The journey to becoming a publicly-limited company from a private company is a long and complex one. It involves various entities ranging from an investment bank to a registrar. The process of an IPO starts with the filing of the draft red herring prospectus with the Securities and Exchange Board of India and ends with the listing of the shares. In the last three financial years, around 85 companies went public in India.
Different types of IPO
The major difference between both the methods of IPO is the price at which the shares are offered to the public. In the fixed-price method, the price at which shares will be issued and allotted to investors is declared in advance by the company. In the fixed-price method, the demand for shares during the IPO is known after the closure of the issue. It simply means, the data about the number of retail, HNI or institutional investors applying for the IPO is not given out on a daily basis and is only available after the issue closes. In India, half of the shares offered through the fixed-price method are reserved for retail investors.
Book building method
The major difference between the fixed-price method and the book building mechanism is the process to determine the issue price of the IPO. Unlike the fixed-price method, the IPO price is not announced in advance. The issue price is discovered during the IPO process. The company announces a price band and investors have to bid for shares in multiples of lots at a price within the price band. Just like a fixed-price issue, half of the shares on offer are reserved for retail investors in the book building method. To maintain transparency during the book-building process, the data of subscribers is given on a daily basis.
The process of book building
The process for an IPO through the book-building method starts with the appointment of the lead investment banker. conduct due diligence and advise the company on the size of the issue and the price band. If the company accepts the suggestion, the price band for the issue is declared with the prospectus. The upper limit of the price band is known as the ceiling price and the lower limit is known as the floor price.
Bidding: After the declaration of the price band, investors are invited to bid for the shares on offer. IPOs generally open for three days in India and investors can put in their bids during the specified days. Investors have to bid with the number of shares they intend to buy at varying price points.
With the closure of the IPO, the investment bankers initiate the process of price discovery. Since no fixed price is announced, there are various bids at different prices. Bankers decide the final price through a weighted average of all the bids received. The final price that is decided is known as the cut-off price. In the case of popular issues that attract bids in excess of the shares on offer, the cut-off price is often the ceiling price.
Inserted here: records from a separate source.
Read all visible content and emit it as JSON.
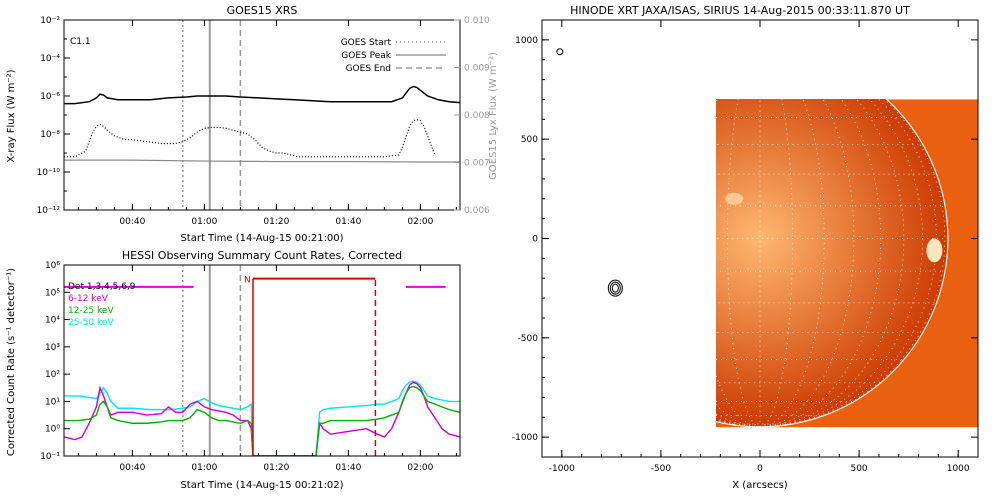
{
  "colors": {
    "goes_long": "#000000",
    "goes_short": "#000000",
    "goes_lya": "#888888",
    "goes_lines": "#999999",
    "hessi_det": "#e000e0",
    "hessi_6_12": "#d000d0",
    "hessi_12_25": "#00b000",
    "hessi_25_50": "#00e6e6",
    "hessi_flags": "#dd0000",
    "sun_core": "#ffb870",
    "sun_edge": "#cc3a00",
    "sun_bg": "#e86010"
  },
  "chart_data": [
    {
      "type": "line",
      "title": "GOES15 XRS",
      "xlabel": "Start Time (14-Aug-15 00:21:00)",
      "ylabel": "X-ray Flux (W m⁻²)",
      "ylabel_right": "GOES15 Lyx Flux (W m⁻²)",
      "x_tick_labels": [
        "00:40",
        "01:00",
        "01:20",
        "01:40",
        "02:00"
      ],
      "x_tick_minutes": [
        40,
        60,
        80,
        100,
        120
      ],
      "xlim_minutes": [
        21,
        131
      ],
      "y_tick_labels": [
        "10⁻¹²",
        "10⁻¹⁰",
        "10⁻⁸",
        "10⁻⁶",
        "10⁻⁴",
        "10⁻²"
      ],
      "y_tick_exponents": [
        -12,
        -10,
        -8,
        -6,
        -4,
        -2
      ],
      "ylim_log": [
        -12,
        -2
      ],
      "y2_tick_labels": [
        "0.006",
        "0.007",
        "0.008",
        "0.009",
        "0.010"
      ],
      "y2lim": [
        0.006,
        0.01
      ],
      "class_label": "C1.1",
      "legend": [
        {
          "label": "GOES Start",
          "style": "dotted"
        },
        {
          "label": "GOES Peak",
          "style": "solid"
        },
        {
          "label": "GOES End",
          "style": "dashed"
        }
      ],
      "goes_start_min": 54,
      "goes_peak_min": 61.5,
      "goes_end_min": 70,
      "series": [
        {
          "style": "long",
          "x": [
            21,
            24,
            28,
            30,
            31,
            32,
            33,
            36,
            40,
            45,
            50,
            55,
            58,
            60,
            62,
            64,
            66,
            70,
            75,
            80,
            85,
            90,
            95,
            100,
            105,
            110,
            112,
            115,
            117,
            118,
            119,
            120,
            122,
            125,
            128,
            131
          ],
          "y": [
            -6.4,
            -6.4,
            -6.3,
            -6.1,
            -5.9,
            -5.95,
            -6.1,
            -6.2,
            -6.2,
            -6.2,
            -6.1,
            -6.05,
            -6.0,
            -6.0,
            -6.0,
            -6.0,
            -6.0,
            -6.05,
            -6.1,
            -6.15,
            -6.2,
            -6.25,
            -6.3,
            -6.3,
            -6.3,
            -6.3,
            -6.3,
            -6.1,
            -5.6,
            -5.5,
            -5.55,
            -5.7,
            -6.0,
            -6.2,
            -6.3,
            -6.35
          ]
        },
        {
          "style": "short",
          "x": [
            21,
            24,
            27,
            29,
            30,
            31,
            32,
            33,
            35,
            38,
            40,
            44,
            48,
            50,
            52,
            54,
            56,
            58,
            60,
            62,
            64,
            66,
            68,
            70,
            72,
            74,
            76,
            78,
            80,
            82,
            84,
            86,
            88,
            110,
            114,
            115,
            117,
            118,
            119,
            120,
            121,
            122,
            123,
            124
          ],
          "y": [
            -9.2,
            -9.2,
            -8.9,
            -7.9,
            -7.6,
            -7.5,
            -7.6,
            -7.8,
            -8.1,
            -8.3,
            -8.3,
            -8.4,
            -8.5,
            -8.5,
            -8.5,
            -8.4,
            -8.2,
            -7.9,
            -7.7,
            -7.65,
            -7.65,
            -7.7,
            -7.8,
            -7.9,
            -8.0,
            -8.3,
            -8.7,
            -8.9,
            -9.0,
            -9.0,
            -9.1,
            -9.2,
            -9.2,
            -9.2,
            -9.1,
            -8.7,
            -7.6,
            -7.3,
            -7.25,
            -7.3,
            -7.6,
            -8.1,
            -8.6,
            -9.1
          ]
        },
        {
          "style": "lya",
          "x": [
            21,
            40,
            60,
            80,
            100,
            120,
            131
          ],
          "y": [
            0.00705,
            0.00705,
            0.00703,
            0.00702,
            0.00702,
            0.00701,
            0.00701
          ]
        }
      ]
    },
    {
      "type": "line",
      "title": "HESSI Observing Summary Count Rates, Corrected",
      "xlabel": "Start Time (14-Aug-15 00:21:02)",
      "ylabel": "Corrected Count Rate (s⁻¹ detector⁻¹)",
      "x_tick_labels": [
        "00:40",
        "01:00",
        "01:20",
        "01:40",
        "02:00"
      ],
      "x_tick_minutes": [
        40,
        60,
        80,
        100,
        120
      ],
      "xlim_minutes": [
        21,
        131
      ],
      "y_tick_labels": [
        "10⁻¹",
        "10⁰",
        "10¹",
        "10²",
        "10³",
        "10⁴",
        "10⁵",
        "10⁶"
      ],
      "y_tick_exponents": [
        -1,
        0,
        1,
        2,
        3,
        4,
        5,
        6
      ],
      "ylim_log": [
        -1,
        6
      ],
      "legend": [
        {
          "label": "Det 1,3,4,5,6,9",
          "color_key": "hessi_det"
        },
        {
          "label": "6-12 keV",
          "color_key": "hessi_6_12"
        },
        {
          "label": "12-25 keV",
          "color_key": "hessi_12_25"
        },
        {
          "label": "25-50 keV",
          "color_key": "hessi_25_50"
        }
      ],
      "night_flag": "N",
      "night_start_min": 73.5,
      "night_end_min": 107.5,
      "goes_start_min": 54,
      "goes_peak_min": 61.5,
      "goes_end_min": 70,
      "series": [
        {
          "color_key": "hessi_25_50",
          "x": [
            21,
            25,
            28,
            30,
            31,
            32,
            33,
            34,
            36,
            40,
            45,
            50,
            52,
            54,
            56,
            58,
            60,
            62,
            64,
            66,
            68,
            70,
            72,
            73,
            73.5,
            88,
            91,
            92,
            93,
            95,
            100,
            105,
            108,
            110,
            112,
            114,
            115,
            116,
            117,
            118,
            119,
            120,
            121,
            122,
            124,
            126,
            128,
            131
          ],
          "y": [
            1.2,
            1.2,
            1.15,
            1.1,
            1.3,
            1.5,
            1.3,
            1.0,
            0.75,
            0.75,
            0.7,
            0.7,
            0.72,
            0.75,
            0.8,
            1.0,
            1.1,
            0.95,
            0.85,
            0.8,
            0.75,
            0.7,
            0.8,
            0.9,
            -1,
            -1,
            -1,
            0.6,
            0.7,
            0.75,
            0.8,
            0.85,
            0.9,
            0.9,
            1.0,
            1.1,
            1.4,
            1.6,
            1.7,
            1.75,
            1.7,
            1.6,
            1.4,
            1.2,
            1.1,
            1.05,
            1.0,
            1.0
          ]
        },
        {
          "color_key": "hessi_6_12",
          "x": [
            21,
            24,
            26,
            28,
            30,
            31,
            32,
            33,
            34,
            36,
            40,
            44,
            48,
            50,
            52,
            54,
            56,
            58,
            60,
            62,
            64,
            66,
            68,
            70,
            72,
            73,
            73.5,
            88,
            91,
            92,
            93,
            95,
            100,
            105,
            108,
            110,
            112,
            114,
            116,
            117,
            118,
            119,
            120,
            121,
            122,
            124,
            126,
            128,
            131
          ],
          "y": [
            -0.3,
            -0.4,
            -0.3,
            0.2,
            0.8,
            1.5,
            1.2,
            0.8,
            0.5,
            0.6,
            0.6,
            0.5,
            0.55,
            0.8,
            0.6,
            0.6,
            0.9,
            1.0,
            0.8,
            0.7,
            0.65,
            0.6,
            0.5,
            0.3,
            0.3,
            0.0,
            -1,
            -1,
            -1,
            0.2,
            0.0,
            -0.2,
            -0.1,
            0.0,
            -0.2,
            -0.3,
            0.0,
            0.6,
            1.3,
            1.6,
            1.7,
            1.65,
            1.5,
            1.2,
            0.8,
            0.4,
            0.0,
            -0.2,
            -0.3
          ]
        },
        {
          "color_key": "hessi_12_25",
          "x": [
            21,
            25,
            28,
            30,
            31,
            32,
            33,
            34,
            36,
            40,
            44,
            48,
            50,
            52,
            54,
            56,
            58,
            60,
            62,
            64,
            66,
            68,
            70,
            72,
            73,
            73.5,
            88,
            91,
            92,
            93,
            95,
            100,
            105,
            108,
            110,
            112,
            114,
            115,
            116,
            117,
            118,
            119,
            120,
            121,
            122,
            124,
            126,
            128,
            131
          ],
          "y": [
            0.3,
            0.3,
            0.35,
            0.5,
            0.9,
            1.0,
            0.8,
            0.4,
            0.3,
            0.2,
            0.2,
            0.25,
            0.3,
            0.3,
            0.3,
            0.4,
            0.7,
            0.6,
            0.4,
            0.3,
            0.3,
            0.25,
            0.2,
            0.3,
            0.2,
            -1,
            -1,
            -1,
            0.2,
            0.2,
            0.3,
            0.3,
            0.3,
            0.35,
            0.4,
            0.5,
            0.6,
            1.0,
            1.3,
            1.5,
            1.55,
            1.5,
            1.4,
            1.2,
            1.0,
            0.9,
            0.8,
            0.7,
            0.6
          ]
        }
      ],
      "det_flag_segments": [
        [
          21,
          57
        ],
        [
          116,
          127
        ]
      ]
    },
    {
      "type": "heatmap",
      "title": "HINODE XRT JAXA/ISAS, SIRIUS 14-Aug-2015 00:33:11.870 UT",
      "xlabel": "X (arcsecs)",
      "ylabel": "",
      "x_tick_labels": [
        "-1000",
        "-500",
        "0",
        "500",
        "1000"
      ],
      "x_tick_values": [
        -1000,
        -500,
        0,
        500,
        1000
      ],
      "xlim": [
        -1100,
        1100
      ],
      "y_tick_labels": [
        "-1000",
        "-500",
        "0",
        "500",
        "1000"
      ],
      "y_tick_values": [
        -1000,
        -500,
        0,
        500,
        1000
      ],
      "ylim": [
        -1100,
        1100
      ],
      "image_extent_x": [
        -230,
        1100
      ],
      "image_extent_y": [
        -950,
        700
      ],
      "limb_radius_arcsec": 948,
      "grid_spacing_deg": 10,
      "contour_center": [
        -730,
        -250
      ],
      "small_marker": [
        -1010,
        940
      ]
    }
  ]
}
Publicity: During the IPO, companies are required to make public all the details of the bids that are received on a daily basis. The subscriber data is publicly available, which makes it easier to verify the cut-off price.
Settlement: After the announcement of the cut-off price, the registrars and the investment bankers of the issue have to settle the bids and complete the allotment. People who had bid at prices above the cut-off rate get a refund of the balance amount. If you are not sure of the cut-off price, you can opt for the ‘cut-off’ option in the application process. Opting for the cut-off option denotes that you are willing to buy the shares at the cut-off price that is decided. Generally, you have to bid at the ceiling price while opting for the cut-off option.
The fixed-price method was the dominant process for IPOs earlier, but all major companies opt for the book building method now. The book-building method provides ample flexibility to the investors as well as the investment bankers, which has led to its popularity.